Another example could be a massive internet scan, made using 1024 hosts. Each host can only scan one port and it may go unnoticed. Unless you notice, in many different places, the same IP is scanning the same port in the same time frame. Again, barely visible on an individual scale, clearly visible on a large scale.
On the other hand, AI algorithms are good at identifying patterns that would be invisible if you only looked at one place at a time but are striking on a large network scale.

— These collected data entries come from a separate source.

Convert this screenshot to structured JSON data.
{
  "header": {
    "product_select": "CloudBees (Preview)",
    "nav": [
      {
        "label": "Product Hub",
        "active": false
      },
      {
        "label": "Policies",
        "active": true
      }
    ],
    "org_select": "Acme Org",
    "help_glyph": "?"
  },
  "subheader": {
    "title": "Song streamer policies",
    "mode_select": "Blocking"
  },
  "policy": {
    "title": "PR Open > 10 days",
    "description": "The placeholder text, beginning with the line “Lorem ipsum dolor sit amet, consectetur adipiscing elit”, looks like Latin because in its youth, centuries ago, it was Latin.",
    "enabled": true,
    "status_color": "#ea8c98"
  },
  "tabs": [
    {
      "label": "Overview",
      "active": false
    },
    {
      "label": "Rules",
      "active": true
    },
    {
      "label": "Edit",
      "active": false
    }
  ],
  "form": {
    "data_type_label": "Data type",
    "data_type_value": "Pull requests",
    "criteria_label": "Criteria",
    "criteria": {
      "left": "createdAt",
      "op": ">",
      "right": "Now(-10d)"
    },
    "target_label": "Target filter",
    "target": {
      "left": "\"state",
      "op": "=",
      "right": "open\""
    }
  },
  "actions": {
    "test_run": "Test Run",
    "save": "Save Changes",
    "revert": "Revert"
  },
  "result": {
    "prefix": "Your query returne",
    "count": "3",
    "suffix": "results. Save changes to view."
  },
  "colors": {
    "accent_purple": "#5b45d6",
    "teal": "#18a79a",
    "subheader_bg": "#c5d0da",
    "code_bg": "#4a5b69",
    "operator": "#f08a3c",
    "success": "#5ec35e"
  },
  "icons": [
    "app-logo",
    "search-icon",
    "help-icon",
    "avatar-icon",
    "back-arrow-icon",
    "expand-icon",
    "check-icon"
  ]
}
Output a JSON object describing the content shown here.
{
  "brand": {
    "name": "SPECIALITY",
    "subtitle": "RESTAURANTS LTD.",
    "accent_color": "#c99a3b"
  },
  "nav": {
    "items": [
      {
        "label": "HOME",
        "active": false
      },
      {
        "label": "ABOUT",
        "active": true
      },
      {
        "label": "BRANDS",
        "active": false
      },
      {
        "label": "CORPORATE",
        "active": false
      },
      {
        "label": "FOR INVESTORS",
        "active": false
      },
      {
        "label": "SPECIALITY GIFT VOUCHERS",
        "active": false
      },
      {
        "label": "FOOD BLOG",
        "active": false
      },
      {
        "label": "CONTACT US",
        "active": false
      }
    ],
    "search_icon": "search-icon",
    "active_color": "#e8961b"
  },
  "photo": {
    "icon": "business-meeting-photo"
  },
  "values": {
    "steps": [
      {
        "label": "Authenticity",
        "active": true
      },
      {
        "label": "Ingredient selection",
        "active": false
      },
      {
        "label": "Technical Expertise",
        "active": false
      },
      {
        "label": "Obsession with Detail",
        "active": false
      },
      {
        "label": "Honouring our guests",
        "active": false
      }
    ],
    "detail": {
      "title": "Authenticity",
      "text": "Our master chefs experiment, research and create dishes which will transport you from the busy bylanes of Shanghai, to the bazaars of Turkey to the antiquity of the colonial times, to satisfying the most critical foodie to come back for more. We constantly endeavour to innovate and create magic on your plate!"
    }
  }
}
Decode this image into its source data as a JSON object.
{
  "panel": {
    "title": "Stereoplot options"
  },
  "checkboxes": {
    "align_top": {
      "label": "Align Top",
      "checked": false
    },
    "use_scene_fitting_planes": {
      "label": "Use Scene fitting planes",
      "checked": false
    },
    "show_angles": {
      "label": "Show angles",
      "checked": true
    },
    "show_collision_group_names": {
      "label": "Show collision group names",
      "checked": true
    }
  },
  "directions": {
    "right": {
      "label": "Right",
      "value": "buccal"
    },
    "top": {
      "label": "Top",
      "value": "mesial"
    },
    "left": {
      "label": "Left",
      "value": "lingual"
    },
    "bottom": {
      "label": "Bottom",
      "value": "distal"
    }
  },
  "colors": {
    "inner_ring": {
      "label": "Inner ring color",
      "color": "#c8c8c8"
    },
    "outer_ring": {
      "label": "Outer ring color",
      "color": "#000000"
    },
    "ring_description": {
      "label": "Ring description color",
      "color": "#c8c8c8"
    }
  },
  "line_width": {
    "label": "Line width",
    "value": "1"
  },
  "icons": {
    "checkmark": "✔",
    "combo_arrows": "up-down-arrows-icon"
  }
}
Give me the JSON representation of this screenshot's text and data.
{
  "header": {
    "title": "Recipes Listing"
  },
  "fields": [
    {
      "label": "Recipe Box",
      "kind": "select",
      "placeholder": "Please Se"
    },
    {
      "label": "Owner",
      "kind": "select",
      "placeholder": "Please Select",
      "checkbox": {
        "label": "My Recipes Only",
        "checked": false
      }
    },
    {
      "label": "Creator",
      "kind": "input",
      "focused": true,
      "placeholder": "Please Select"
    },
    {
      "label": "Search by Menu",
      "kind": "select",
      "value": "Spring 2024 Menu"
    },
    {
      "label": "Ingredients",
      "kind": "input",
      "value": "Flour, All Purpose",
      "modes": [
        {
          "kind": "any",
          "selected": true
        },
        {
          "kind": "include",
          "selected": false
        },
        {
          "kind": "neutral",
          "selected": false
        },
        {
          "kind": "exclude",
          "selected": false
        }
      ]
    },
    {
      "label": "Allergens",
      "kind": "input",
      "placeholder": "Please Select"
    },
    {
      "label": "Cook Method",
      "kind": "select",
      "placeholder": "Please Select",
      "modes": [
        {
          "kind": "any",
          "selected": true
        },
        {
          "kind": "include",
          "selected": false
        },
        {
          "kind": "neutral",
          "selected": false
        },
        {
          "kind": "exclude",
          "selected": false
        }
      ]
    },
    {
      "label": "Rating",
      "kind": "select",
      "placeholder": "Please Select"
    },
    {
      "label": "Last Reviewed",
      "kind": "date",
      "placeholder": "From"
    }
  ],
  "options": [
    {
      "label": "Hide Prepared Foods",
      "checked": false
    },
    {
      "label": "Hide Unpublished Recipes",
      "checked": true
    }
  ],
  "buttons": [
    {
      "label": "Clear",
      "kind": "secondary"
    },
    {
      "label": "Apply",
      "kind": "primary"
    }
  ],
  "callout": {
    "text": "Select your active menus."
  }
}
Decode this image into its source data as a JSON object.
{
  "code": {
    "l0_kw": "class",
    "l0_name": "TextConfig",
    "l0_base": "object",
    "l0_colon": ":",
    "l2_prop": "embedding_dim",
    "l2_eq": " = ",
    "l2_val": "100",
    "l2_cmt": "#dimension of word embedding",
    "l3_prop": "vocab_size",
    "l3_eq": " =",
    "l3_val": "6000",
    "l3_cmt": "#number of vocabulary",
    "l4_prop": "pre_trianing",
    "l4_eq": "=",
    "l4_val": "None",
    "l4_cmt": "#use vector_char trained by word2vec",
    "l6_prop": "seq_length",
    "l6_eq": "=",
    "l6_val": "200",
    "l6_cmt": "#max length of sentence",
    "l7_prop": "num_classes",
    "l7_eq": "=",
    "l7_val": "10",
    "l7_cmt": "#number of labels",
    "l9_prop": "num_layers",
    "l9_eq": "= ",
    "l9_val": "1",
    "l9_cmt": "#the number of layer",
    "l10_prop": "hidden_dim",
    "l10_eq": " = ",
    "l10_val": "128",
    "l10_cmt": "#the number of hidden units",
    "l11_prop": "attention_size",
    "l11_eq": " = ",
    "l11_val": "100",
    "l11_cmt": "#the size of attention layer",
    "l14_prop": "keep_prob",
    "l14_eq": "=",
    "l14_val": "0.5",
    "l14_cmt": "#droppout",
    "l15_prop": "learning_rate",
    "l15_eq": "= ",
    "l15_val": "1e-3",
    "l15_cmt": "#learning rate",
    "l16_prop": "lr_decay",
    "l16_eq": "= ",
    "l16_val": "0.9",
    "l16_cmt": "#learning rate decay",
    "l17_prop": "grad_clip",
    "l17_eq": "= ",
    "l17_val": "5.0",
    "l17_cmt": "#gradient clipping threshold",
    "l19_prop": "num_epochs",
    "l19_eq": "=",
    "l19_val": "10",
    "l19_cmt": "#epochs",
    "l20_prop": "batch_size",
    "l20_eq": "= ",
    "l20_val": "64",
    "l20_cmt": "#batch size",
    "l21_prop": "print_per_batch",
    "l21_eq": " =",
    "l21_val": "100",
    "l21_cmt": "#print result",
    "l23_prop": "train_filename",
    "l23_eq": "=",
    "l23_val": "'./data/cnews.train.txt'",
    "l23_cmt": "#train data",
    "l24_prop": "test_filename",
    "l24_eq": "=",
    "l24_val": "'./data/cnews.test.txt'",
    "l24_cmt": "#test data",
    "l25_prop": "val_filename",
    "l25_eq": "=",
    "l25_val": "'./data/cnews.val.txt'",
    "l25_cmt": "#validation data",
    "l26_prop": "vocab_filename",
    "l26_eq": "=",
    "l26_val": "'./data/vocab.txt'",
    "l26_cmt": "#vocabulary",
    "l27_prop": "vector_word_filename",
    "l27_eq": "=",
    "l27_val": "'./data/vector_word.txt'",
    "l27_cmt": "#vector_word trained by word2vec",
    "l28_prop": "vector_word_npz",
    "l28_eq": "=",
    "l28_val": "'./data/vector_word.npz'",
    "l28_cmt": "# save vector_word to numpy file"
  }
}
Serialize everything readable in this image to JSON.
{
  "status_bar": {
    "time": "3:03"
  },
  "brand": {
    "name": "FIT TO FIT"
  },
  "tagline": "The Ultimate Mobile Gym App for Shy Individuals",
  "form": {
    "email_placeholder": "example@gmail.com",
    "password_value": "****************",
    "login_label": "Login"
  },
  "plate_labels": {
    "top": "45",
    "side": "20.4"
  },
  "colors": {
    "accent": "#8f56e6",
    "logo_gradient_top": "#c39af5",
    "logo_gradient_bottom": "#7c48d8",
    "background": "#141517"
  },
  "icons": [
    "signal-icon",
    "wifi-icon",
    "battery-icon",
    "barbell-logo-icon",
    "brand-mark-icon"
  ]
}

Representing data into appropriate structures using graphs and embedding can reveal complex levels of interaction between IP addresses, ranges, or even AS (Autonomous Systems). This leads to the identification of cohorts of machines working in unison towards the same goal. If multiple IP addresses sequence the attack in many steps such as scanning, exploiting, installing backdoors and then using the target server to join the DDoS attempt, the pattern may repeat itself in the logs. So if the first IP of the cohort is visible at a certain timestamp and the 2nd 10 minutes later and so on, and this pattern repeats with the same IP in multiple places, you can safely tell everyone to ban 4 IP addresses at once.
The synergies between AI and crowd-sourced signals allow us to effectively overcome each other’s limitations. While crowd-sourced signals provide ample real-time data on cyberthreats, they may lack precision and context, ultimately leading to false positives. AI algorithms, on the other hand, usually only become relevant after ingesting large amounts of data. In return, the models can help refine and analyze these signals, removing noise and uncovering hidden patterns.
There are strong couples to marry here.